Perhaps you have seen a large, graceful bird formation that fills the sky and syncopates across the horizon in a feathery cloud? It is called a murmuration.
Not fully understood in terms of physics, this complex phenomenon is a defense mechanism for birds against predators. Andrea Alfano, a Cornell University undergraduate, reports that “the beauty of a murmuration’s movements often arises purely out of defense, as the starlings strive to put distance between themselves and the predator.”
A 2012 Current Biology article by Drs. Andrew J. King and David J.T. Sumpter describes the collective behavior of these passerines (perching birds) that tend to show “continuous movement towards the safety of the centre” but “as a result, the centre never stabilizes and the murmuration twists and turns in a perpetual escape motion.”
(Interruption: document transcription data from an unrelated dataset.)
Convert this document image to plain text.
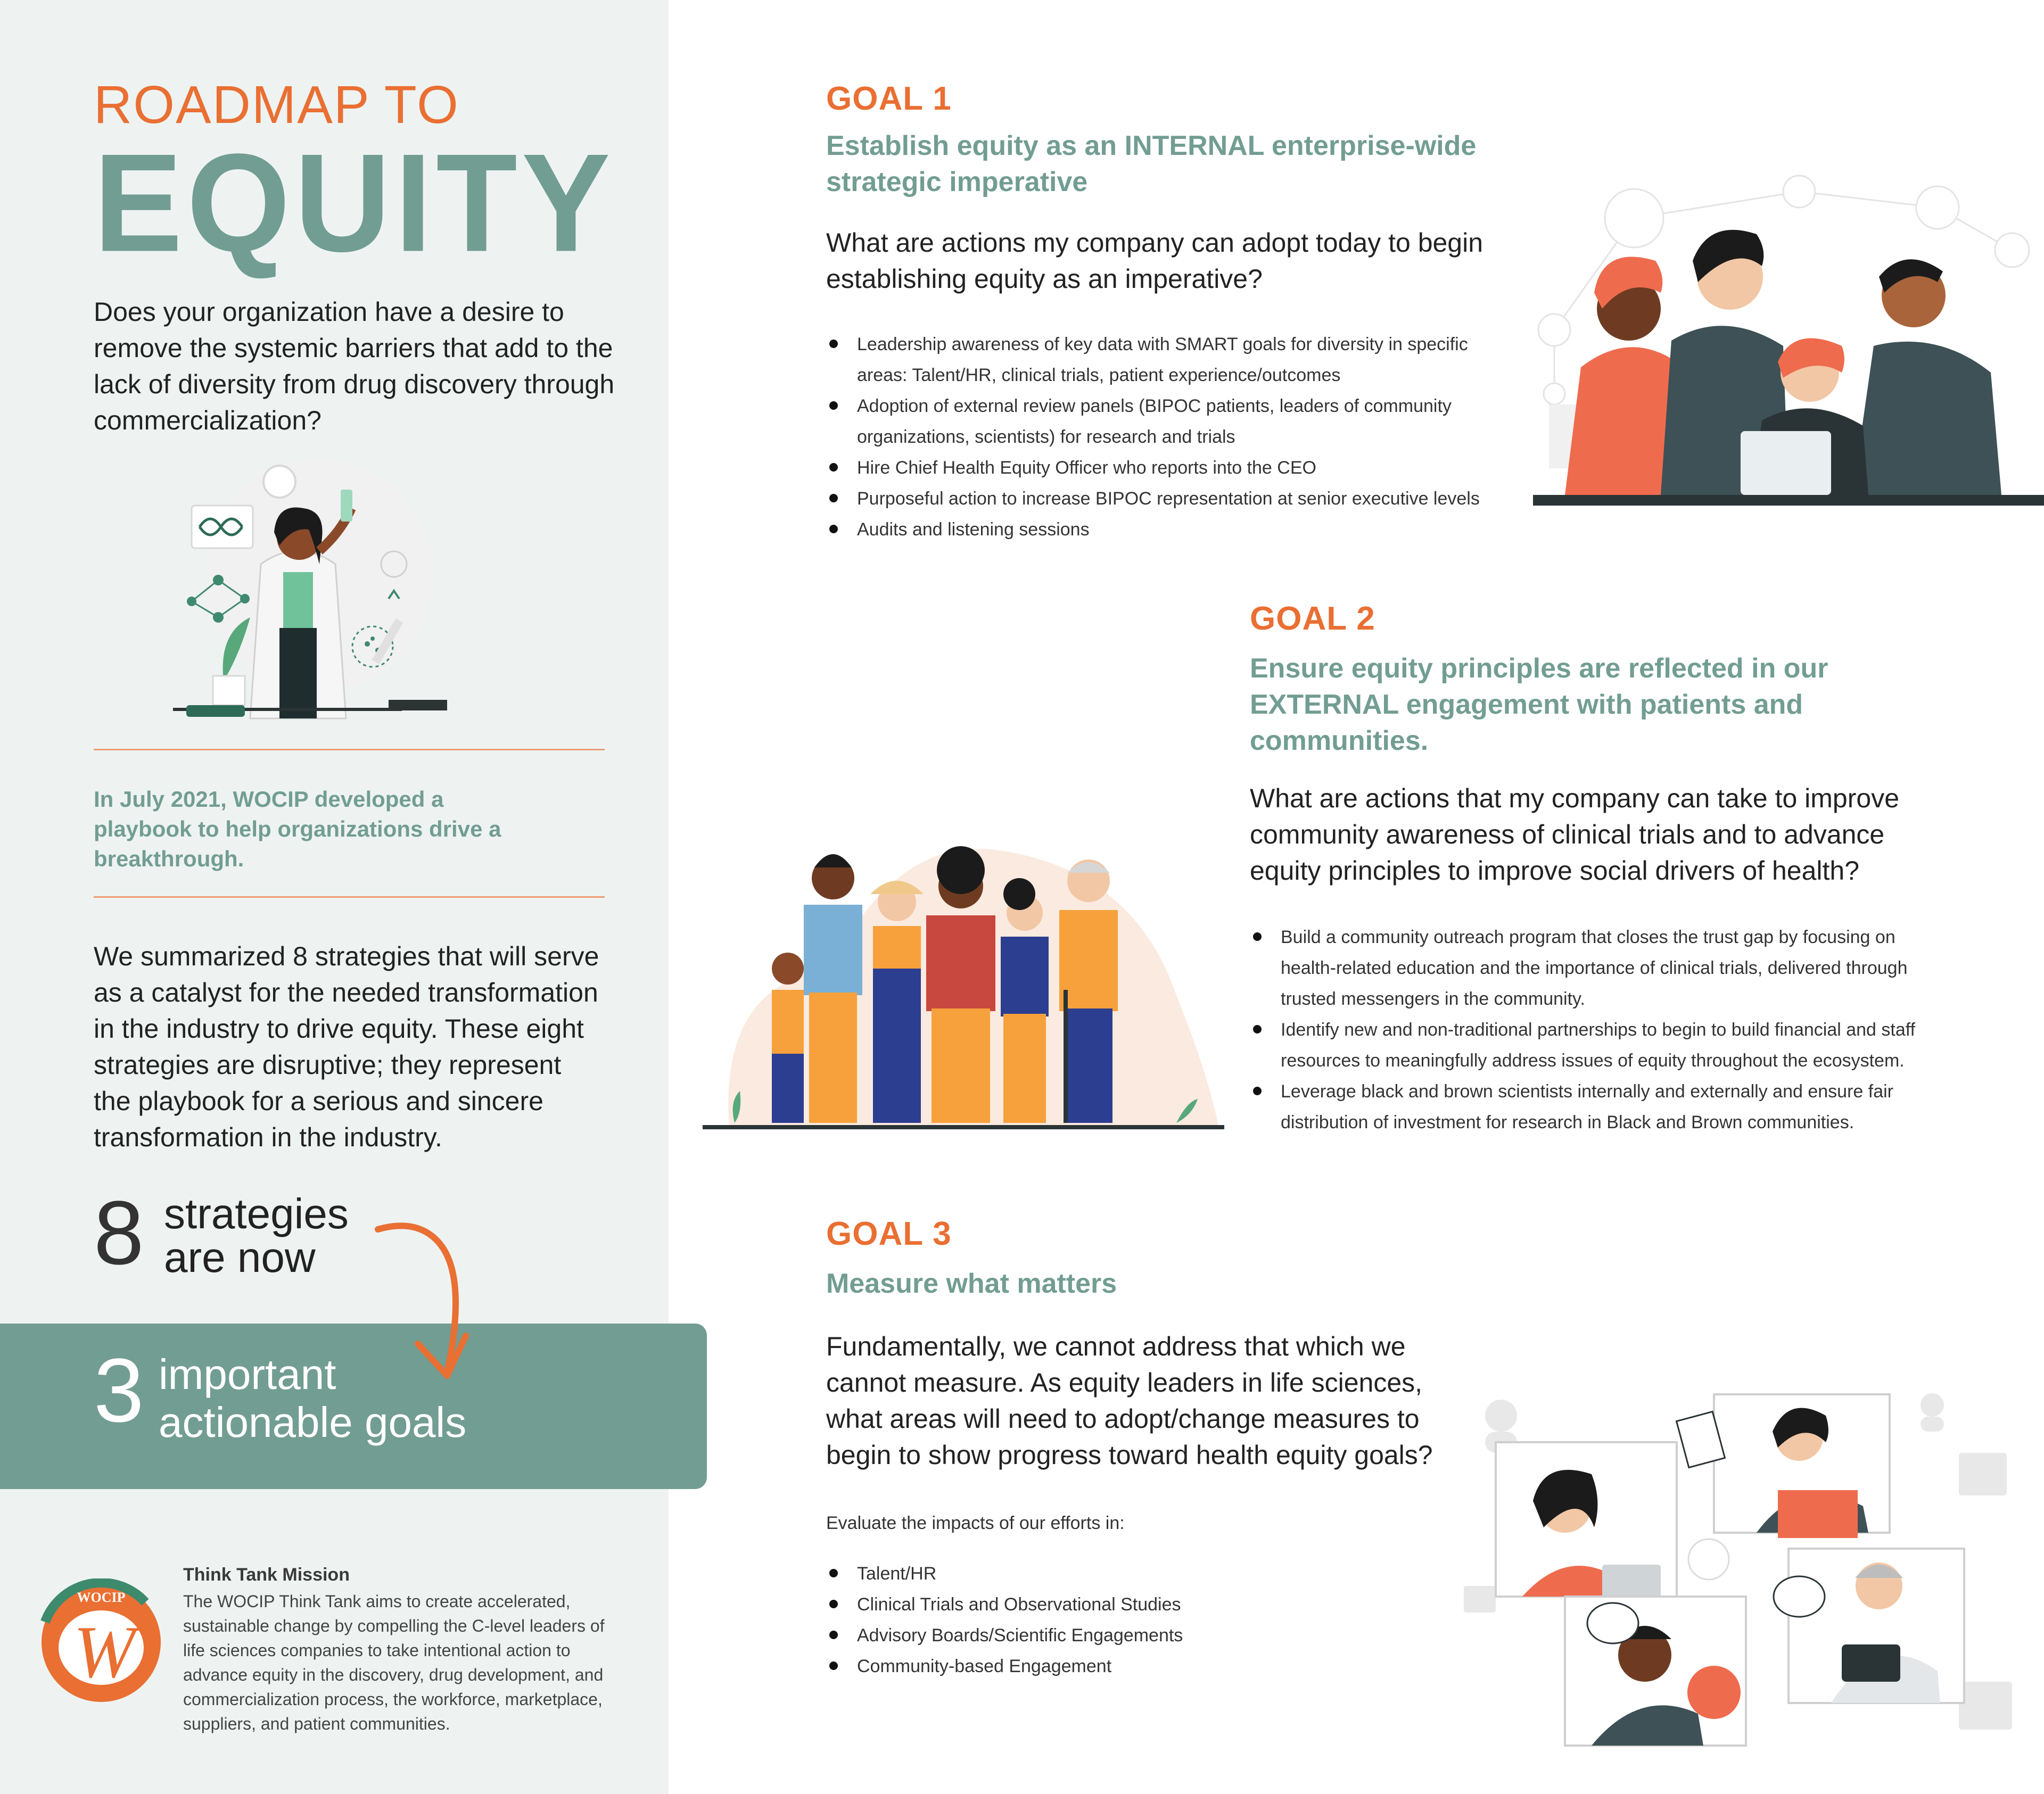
ROADMAP TO
EQUITY
Does your organization have a desire to remove the systemic barriers that add to the lack of diversity from drug discovery through commercialization?
In July 2021, WOCIP developed a playbook to help organizations drive a breakthrough.
We summarized 8 strategies that will serve as a catalyst for the needed transformation in the industry to drive equity. These eight strategies are disruptive; they represent the playbook for a serious and sincere transformation in the industry.
8 strategies
are now
3 important
actionable goals
WOCIP
W
Think Tank Mission
The WOCIP Think Tank aims to create accelerated, sustainable change by compelling the C-level leaders of life sciences companies to take intentional action to advance equity in the discovery, drug development, and commercialization process, the workforce, marketplace, suppliers, and patient communities.
GOAL 1
Establish equity as an INTERNAL enterprise-wide strategic imperative
What are actions my company can adopt today to begin establishing equity as an imperative?
Leadership awareness of key data with SMART goals for diversity in specific areas: Talent/HR, clinical trials, patient experience/outcomes
Adoption of external review panels (BIPOC patients, leaders of community organizations, scientists) for research and trials
Hire Chief Health Equity Officer who reports into the CEO
Purposeful action to increase BIPOC representation at senior executive levels
Audits and listening sessions
GOAL 2
Ensure equity principles are reflected in our EXTERNAL engagement with patients and communities.
What are actions that my company can take to improve community awareness of clinical trials and to advance equity principles to improve social drivers of health?
Build a community outreach program that closes the trust gap by focusing on health-related education and the importance of clinical trials, delivered through trusted messengers in the community.
Identify new and non-traditional partnerships to begin to build financial and staff resources to meaningfully address issues of equity throughout the ecosystem.
Leverage black and brown scientists internally and externally and ensure fair distribution of investment for research in Black and Brown communities.
GOAL 3
Measure what matters
Fundamentally, we cannot address that which we cannot measure. As equity leaders in life sciences, what areas will need to adopt/change measures to begin to show progress toward health equity goals?
Evaluate the impacts of our efforts in:
Talent/HR
Clinical Trials and Observational Studies
Advisory Boards/Scientific Engagements
Community-based Engagement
When a flock of starlings or warblers sense danger, such as a falcon or hawk in their midst, they instinctively converge for protection. Think of it like an airborne avian avalanche. The ‘flock dynamic’ means that each starling is influenced by every other starling, and vice versa. The instinctive warning system can instantaneously throw a predator bird into futile gyrations while trying to catch prey in this stunning bird ballet.
The Cornell Lab of Ornithology indicates that Shakespearean enthusiasts first brought European Starlings to North America in the 19th century. Starling formations are most noticeably seen at dusk and YouTube shows many video clips emanating from Europe, particularly the United Kingdom. On an individual basis, some may view the large, stout and darkly iridescent starling as noisy pests that splotch car windshields and pillage farm crops. However, Grainger Hunt, a senior scientist at the Peregrine Fund describes starlings and their murmuration as a “dazzling cloud, swirling, pulsating, drawing together to the thinnest of waists.”
Flock formations can have a wide range in the number of birds, from dozens to thousands. A sight to behold, this well-documented phenomenon is also portrayed as whimsy in art. Check out Richard Barnes’ exhibition of drawings, which uses a minimalist expression of ink blot and pigment prints to illustrate murmuration.